Un brivido lo scosse riportandolo indietro dalla voragine dei suoi stessi
pensieri. L’attenzione venne assorbita dal cellulare che iniziò a vibrare
insistentemente, ed una voce familiare lo incalzò preoccupata.
«Jimin, dimmi, cosa c’è?»
«Devo parlarti. Ora. Dove sei?»
Il ragazzo indicò distrattamente il luogo, si sentiva troppo stanco per poter
tornare subito in dormitorio.
«Jin, hai un momento?»
L’improvvisa quanto insolita apparizione notturna di Taehyung fece sussultare
il giovane, le occhiaie a segnare uno sguardo spento, accigliato. Le labbra
piene strette in una smorfia contrariata palesavano pensieri negativi e
riflessioni inconcludenti. Probabilmente non sarebbe riuscito nemmeno a dormire
quella notte.
«Dimmi, Tae, cosa succede? Se hai fame, beh, mi spiace, non sono in vena di
cucinare nulla a quest’ora.»
«Non è per quello…» esitava, turbato. Aveva promesso di non rivelare nulla, ma
se non l’avesse fatto probabilmente Jin e Jungkook avrebbero raggiunto un punto definitivo di non
ritorno. E lui non voleva questo. Non era questione di equilibrio all’interno
del gruppo, semplicemente non si sentiva di abbandonare quei due testoni a loro
stessi. A parer suo si stavano rovinando da soli. «Non dovrei dirtelo, ma Jimin
ha deciso di spifferargli tutto, ed è appena uscito.»
Jin si gelò sul posto, i pugni stretti sulle
ginocchia. Lo sapeva, sapeva che non avrebbe dovuto fidarsi di lui, era stato
uno stupido sprovveduto. Si alzò di scatto recuperando il cellulare e la giacca
sull’appendiabiti a fianco dell’ingresso, fermandosi soltanto quando l’amico
intervenne un’ultima volta.
«Ho origliato la conversazione al telefono quel poco, ho sentito di un parco
giochi, ma non so niente di più. Mi spiace Jin, mi
spiace per voi.»
L’altro non fece caso al “voi” utilizzato al posto di un più appropriato “tu”.

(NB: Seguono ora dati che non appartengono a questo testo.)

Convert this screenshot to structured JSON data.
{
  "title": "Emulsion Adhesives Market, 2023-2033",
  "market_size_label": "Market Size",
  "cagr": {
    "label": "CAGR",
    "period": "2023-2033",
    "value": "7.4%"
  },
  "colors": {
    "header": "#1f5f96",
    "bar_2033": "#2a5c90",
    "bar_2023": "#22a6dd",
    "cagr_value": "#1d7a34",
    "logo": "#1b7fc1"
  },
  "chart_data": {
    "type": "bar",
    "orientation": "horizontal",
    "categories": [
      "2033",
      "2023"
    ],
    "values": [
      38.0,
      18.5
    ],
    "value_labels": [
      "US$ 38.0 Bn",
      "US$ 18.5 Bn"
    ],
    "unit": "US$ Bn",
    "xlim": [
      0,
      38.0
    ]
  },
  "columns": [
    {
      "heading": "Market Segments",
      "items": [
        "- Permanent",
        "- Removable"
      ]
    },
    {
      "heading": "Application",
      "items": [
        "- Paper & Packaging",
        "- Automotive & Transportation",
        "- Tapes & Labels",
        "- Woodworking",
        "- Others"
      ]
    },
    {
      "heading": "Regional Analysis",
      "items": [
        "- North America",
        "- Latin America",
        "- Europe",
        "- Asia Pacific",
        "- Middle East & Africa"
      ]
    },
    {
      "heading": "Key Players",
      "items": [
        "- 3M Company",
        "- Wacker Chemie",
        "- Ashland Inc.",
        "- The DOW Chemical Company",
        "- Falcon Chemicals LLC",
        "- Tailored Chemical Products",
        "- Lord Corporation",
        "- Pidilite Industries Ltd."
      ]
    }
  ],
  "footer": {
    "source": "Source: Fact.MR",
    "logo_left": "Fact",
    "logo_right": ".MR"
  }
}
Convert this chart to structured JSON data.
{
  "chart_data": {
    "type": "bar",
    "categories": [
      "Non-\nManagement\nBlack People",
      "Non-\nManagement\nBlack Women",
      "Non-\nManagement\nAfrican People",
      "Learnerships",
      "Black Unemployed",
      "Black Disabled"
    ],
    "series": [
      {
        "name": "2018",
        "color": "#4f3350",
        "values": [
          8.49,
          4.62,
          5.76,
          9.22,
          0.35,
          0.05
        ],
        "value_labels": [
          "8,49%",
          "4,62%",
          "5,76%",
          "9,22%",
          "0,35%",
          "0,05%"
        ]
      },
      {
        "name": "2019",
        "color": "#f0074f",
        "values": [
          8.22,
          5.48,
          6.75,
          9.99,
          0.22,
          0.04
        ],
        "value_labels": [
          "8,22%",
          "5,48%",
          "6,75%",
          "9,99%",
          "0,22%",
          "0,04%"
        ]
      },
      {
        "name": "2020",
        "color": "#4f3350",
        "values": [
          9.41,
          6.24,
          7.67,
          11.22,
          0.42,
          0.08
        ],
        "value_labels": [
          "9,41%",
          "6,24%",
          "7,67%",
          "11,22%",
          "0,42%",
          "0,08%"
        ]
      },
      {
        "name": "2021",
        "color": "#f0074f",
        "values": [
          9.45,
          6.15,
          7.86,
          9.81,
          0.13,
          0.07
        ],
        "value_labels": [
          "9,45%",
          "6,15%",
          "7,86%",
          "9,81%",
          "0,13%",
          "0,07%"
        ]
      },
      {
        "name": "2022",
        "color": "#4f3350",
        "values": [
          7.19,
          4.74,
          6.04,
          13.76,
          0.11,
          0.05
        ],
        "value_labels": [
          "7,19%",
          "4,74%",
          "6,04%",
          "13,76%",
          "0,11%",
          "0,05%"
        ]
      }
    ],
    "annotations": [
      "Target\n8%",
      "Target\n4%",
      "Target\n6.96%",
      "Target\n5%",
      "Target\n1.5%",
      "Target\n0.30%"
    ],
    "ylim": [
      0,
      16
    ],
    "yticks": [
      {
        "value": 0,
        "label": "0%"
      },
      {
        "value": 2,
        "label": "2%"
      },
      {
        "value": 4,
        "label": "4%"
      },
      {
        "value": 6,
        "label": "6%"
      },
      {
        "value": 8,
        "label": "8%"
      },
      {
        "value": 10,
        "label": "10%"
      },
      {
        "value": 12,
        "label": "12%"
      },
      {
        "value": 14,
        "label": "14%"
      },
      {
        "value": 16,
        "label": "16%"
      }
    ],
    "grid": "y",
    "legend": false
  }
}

Era troppo concentrato sul focalizzare il posto da raggiungere, le strade da
seguire per poter arrivare il prima possibile. Doveva scegliere tra due mete in
direzioni opposte e sperare di incontrare Jimin prima del suo arrivo a
destinazione. Uscì sbattendo la porta e cominciò a correre, l’aria a scompigliare
i capelli, la rabbia a muovere i passi illuminati dalla luce dei lampioni.
Doveva fare in fretta, altrimenti l’amico avrebbe rovinato tutto.